The slowdown in public market exits for venture investors coincided with an increased attention to maintaining and growing portfolios, a trend that is reflected in both the number of large deals completed and the high quality of new deal flow. For example, about 70 companies (mostly expansion stage or later stage) raised venture rounds of $100 million or more last year. These 70 companies, however, represented less than 2% of the overall 3,709 companies receiving venture funding in 2015. And, of those 3,709 Untitledcompanies, 1,444 received venture funding for the first time. Seed and early stage companies represented 51% of all deals and 36% of total capital invested.
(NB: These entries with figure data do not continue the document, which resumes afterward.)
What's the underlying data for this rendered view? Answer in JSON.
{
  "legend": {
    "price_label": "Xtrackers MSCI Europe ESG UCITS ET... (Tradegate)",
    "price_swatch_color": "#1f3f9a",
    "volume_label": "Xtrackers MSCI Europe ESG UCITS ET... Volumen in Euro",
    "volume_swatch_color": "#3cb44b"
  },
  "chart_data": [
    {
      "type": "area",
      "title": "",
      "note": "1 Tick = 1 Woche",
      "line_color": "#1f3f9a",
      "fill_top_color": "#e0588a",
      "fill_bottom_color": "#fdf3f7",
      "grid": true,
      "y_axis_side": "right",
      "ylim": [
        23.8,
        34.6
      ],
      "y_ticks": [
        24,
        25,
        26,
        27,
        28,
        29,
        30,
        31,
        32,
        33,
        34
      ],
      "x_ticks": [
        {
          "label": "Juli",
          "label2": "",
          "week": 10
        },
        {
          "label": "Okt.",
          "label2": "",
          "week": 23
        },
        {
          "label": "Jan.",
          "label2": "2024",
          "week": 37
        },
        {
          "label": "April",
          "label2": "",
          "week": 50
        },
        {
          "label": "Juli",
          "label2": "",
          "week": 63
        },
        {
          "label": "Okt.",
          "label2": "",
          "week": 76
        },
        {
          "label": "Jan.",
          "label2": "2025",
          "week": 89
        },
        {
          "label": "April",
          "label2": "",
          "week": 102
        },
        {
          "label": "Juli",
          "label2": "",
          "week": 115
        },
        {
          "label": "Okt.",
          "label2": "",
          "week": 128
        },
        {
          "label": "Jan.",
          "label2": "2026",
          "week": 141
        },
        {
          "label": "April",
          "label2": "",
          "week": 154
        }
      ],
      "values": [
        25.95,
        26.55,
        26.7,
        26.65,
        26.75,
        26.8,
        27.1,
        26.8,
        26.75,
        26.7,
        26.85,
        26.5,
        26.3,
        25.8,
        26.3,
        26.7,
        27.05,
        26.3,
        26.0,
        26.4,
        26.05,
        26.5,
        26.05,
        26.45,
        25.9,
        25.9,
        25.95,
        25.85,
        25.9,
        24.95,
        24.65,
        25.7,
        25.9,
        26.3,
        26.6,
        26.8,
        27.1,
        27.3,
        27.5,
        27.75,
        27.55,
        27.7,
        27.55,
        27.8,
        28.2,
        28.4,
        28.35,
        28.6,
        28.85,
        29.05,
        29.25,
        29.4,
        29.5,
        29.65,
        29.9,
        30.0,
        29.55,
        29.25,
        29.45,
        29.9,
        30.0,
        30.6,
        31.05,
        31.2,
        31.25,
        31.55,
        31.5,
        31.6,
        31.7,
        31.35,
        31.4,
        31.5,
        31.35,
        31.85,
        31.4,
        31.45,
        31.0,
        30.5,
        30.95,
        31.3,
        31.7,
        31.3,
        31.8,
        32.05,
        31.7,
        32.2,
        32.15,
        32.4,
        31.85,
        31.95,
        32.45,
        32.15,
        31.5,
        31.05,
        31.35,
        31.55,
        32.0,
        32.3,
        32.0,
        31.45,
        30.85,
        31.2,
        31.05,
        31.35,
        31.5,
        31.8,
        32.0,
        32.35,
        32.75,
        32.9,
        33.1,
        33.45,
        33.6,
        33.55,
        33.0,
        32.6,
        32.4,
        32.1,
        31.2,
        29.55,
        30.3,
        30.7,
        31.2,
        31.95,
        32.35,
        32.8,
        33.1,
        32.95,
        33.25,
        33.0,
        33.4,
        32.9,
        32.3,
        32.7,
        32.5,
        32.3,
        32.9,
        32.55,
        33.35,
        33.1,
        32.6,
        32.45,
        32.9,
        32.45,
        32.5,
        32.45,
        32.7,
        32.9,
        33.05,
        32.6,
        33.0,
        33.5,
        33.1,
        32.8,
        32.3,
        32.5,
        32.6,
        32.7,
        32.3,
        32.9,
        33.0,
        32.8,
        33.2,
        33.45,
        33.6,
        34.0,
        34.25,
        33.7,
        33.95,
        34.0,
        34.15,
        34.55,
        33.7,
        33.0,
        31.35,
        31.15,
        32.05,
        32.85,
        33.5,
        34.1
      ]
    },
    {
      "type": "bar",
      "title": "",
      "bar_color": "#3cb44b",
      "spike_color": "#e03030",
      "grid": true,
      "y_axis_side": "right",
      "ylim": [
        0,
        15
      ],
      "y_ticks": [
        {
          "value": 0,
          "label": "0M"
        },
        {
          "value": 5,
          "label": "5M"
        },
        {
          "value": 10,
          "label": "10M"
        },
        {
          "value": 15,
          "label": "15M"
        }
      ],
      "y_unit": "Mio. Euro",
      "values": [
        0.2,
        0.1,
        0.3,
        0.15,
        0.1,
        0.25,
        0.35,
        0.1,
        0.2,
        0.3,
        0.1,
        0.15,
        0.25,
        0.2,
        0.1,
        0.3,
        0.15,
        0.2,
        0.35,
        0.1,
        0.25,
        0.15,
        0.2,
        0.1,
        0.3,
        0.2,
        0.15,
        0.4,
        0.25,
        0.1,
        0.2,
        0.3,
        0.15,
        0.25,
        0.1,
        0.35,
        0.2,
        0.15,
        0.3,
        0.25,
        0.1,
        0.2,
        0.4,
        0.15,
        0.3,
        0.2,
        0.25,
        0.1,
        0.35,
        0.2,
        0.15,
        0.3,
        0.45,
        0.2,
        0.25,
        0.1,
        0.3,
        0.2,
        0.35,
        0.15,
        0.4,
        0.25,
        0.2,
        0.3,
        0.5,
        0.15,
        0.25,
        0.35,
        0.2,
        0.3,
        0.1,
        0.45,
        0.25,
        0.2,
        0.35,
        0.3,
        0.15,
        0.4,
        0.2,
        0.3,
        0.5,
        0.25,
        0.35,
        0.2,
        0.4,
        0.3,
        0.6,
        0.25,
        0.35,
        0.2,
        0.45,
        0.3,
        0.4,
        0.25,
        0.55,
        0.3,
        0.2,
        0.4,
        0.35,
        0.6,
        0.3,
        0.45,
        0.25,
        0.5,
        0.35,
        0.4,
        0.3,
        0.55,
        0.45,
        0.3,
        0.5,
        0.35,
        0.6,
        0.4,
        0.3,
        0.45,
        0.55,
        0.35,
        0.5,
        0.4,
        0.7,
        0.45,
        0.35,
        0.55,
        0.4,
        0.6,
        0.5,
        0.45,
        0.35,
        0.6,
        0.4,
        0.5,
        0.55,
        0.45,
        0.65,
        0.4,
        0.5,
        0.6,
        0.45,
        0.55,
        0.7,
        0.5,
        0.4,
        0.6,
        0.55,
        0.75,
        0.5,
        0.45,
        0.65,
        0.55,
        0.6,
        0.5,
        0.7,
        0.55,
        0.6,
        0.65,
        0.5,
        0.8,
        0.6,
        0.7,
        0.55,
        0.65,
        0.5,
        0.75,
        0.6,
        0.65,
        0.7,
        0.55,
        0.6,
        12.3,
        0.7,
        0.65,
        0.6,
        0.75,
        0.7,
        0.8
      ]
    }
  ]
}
California-domiciled venture capital firms continued to manage the largest proportion of capital (55%), and companies in California received the largest share of dollars deployed (57%) and deals (41%). Across the nation, entrepreneurs in 46 states and the District of Columbia and in 133 metropolitan statistical areas raised venture capital funding last year. This geographical spread lays the framework for a broader venture capital network and a richer entrepreneurial ecosystem across the country.

A healthy venture capital ecosys­tem necessitates balance, and 2015 in a sense brought some necessary recalibration. Nonetheless, the ecosystem remains robust, covering a vast range of stages, geographies, sectors, and players. Looking to 2016, savvy investors with capital to deploy remain in a prime position to fund the best opportunities and fuel startups across the United States.